Segundo o professor Daniel Pinheiro, coordenador do projeto, as escolhas para deslocamento nem sempre são tomadas pelo que o usuário deseja. Pelo contrário, muitas vezes é sobre aquilo que foi estipulado para que ele execute, ou as condições que a cidade proporciona à população.
“O nosso objetivo é colocar como protagonista desse papel, o cidadão que escolhe todos os dias como se deslocar na cidade. Se ele tem opção de escolher, se essa opção foi dada ou escolhida. Para aqueles que não têm opção de escolha, como eles veem o tipo de transporte que usam.”

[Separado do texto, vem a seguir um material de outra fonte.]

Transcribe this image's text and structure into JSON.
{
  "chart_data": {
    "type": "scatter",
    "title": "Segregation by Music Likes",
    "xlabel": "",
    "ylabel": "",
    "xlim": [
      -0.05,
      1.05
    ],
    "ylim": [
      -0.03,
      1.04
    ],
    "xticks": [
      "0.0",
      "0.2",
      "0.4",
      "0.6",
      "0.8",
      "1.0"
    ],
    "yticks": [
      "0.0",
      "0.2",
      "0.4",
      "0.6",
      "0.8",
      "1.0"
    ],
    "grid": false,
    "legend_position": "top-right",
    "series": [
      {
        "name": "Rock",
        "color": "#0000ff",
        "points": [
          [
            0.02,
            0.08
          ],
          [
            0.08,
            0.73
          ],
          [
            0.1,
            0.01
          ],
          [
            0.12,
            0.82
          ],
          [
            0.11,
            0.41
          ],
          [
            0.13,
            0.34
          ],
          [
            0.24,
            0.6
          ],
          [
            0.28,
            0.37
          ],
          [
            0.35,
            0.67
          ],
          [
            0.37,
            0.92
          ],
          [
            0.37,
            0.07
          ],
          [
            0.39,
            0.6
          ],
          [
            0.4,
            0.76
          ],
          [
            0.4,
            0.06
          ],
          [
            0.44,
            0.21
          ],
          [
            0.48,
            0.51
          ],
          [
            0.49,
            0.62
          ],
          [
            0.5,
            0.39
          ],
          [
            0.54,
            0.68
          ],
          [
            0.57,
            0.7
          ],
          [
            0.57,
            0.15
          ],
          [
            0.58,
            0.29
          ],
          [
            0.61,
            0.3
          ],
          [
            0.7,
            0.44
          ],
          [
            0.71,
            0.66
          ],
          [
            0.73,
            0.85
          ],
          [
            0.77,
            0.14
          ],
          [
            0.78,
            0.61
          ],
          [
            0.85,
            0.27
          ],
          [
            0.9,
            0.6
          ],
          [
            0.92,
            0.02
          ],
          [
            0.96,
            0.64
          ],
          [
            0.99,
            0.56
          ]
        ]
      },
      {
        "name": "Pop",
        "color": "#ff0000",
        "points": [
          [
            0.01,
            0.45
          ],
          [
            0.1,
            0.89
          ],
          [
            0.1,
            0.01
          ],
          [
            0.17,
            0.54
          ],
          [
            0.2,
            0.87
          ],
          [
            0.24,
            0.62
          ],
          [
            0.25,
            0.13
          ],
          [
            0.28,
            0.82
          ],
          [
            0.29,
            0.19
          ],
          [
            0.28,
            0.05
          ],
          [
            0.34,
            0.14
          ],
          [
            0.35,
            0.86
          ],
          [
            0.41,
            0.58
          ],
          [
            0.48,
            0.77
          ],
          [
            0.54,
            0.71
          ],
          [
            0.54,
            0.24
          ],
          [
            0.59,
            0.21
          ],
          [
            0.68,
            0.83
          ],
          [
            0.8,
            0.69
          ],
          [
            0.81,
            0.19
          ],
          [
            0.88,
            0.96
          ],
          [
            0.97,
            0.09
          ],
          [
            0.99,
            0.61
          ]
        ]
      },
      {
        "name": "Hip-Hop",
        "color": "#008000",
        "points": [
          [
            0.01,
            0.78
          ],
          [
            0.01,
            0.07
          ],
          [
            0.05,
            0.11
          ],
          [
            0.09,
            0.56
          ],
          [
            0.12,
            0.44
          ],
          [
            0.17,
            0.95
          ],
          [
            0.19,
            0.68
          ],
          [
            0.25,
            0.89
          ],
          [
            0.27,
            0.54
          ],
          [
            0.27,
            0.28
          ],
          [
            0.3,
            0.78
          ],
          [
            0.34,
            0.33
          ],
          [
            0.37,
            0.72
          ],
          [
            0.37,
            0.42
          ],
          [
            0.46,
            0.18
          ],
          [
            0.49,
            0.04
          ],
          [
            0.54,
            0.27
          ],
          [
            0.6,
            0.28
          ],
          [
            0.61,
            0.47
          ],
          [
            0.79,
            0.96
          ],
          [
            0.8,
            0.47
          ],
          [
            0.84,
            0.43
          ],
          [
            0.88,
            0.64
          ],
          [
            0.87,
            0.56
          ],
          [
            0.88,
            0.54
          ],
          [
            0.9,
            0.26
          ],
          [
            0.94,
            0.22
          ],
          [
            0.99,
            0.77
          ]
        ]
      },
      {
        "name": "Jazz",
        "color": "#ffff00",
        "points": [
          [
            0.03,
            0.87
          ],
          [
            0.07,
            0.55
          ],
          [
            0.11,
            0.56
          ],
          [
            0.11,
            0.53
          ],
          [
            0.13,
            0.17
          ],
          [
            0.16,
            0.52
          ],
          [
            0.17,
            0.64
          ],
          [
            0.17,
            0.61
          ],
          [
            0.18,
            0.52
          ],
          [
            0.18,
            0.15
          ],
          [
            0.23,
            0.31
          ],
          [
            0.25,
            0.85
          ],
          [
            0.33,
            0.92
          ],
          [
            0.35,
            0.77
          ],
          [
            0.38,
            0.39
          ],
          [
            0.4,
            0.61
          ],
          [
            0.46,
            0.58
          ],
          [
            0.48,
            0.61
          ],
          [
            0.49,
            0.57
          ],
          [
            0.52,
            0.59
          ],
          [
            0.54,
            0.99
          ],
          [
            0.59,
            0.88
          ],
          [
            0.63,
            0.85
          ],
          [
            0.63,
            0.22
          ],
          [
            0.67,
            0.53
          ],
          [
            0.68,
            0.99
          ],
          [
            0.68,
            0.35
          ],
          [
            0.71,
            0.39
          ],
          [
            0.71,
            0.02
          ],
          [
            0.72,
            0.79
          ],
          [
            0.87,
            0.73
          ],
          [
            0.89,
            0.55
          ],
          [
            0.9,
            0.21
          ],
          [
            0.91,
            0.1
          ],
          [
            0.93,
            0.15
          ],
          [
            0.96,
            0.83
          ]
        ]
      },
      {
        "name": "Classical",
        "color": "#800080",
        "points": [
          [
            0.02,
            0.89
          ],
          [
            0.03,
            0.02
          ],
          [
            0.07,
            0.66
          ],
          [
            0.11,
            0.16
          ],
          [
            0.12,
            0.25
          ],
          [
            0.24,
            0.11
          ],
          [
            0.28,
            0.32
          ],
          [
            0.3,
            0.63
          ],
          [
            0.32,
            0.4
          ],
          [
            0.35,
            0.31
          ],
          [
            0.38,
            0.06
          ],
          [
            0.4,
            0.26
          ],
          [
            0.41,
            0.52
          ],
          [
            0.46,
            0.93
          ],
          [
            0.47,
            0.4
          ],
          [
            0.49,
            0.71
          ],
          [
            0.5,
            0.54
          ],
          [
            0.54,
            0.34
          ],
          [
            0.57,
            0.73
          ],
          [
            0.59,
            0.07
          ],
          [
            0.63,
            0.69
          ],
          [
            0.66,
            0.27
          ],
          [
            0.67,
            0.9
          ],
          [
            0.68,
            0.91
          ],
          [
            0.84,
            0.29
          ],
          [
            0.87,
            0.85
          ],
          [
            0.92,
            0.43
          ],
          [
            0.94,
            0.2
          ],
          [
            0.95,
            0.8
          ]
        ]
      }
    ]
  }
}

Portanto, tais informações são fundamentais para que a pesquisa aponte alternativas de políticas públicas não apenas em termos de mobilidade. Mas também que englobe o conceito de mobilidade urbana sustentável, conclui o professor.
Estudo sobre mobilidade
O estudo sobre mobilidade teve início em 2016. Ele segue nas etapas de coleta de dados, com previsão para apresentação dos resultados em julho de 2021.
Pinheiro explica que na primeira fase, a pesquisa analisou, por exemplo, que embora o cidadão que utiliza o transporte público, quando pensa em trocar, não pensa em alternativas mais sustentáveis. E acaba optando como solução o uso do carro e ainda de modo individual.
Já na segunda etapa os pesquisadores adicionaram os transportes por aplicativo e perceberam que há uma tendência de optar por este meio de locomoção, ou seja, o usuário visualiza isso como uma alternativa:
“É importante a gente pensar nisso, porque qualquer processo de intervenção para mobilidade sustentável vai ter que levar em conta o fato de o usuário não visualizar novas possibilidades como viáveis alternativas. O que nos leva a refletir sobre por que investir em uma malha cicloviária, por exemplo, se não sabemos se o usuário vai adotar? Então, a partir dessas informações, podemos explicar para o poder publico que há uma necessidade de educação para o uso dessa malha cicloviária. E, isso não significa dizer que é bom ou ruim, significa dizer o que deve ser feito para conscientizar o cidadão. Esse é o nosso objetivo.”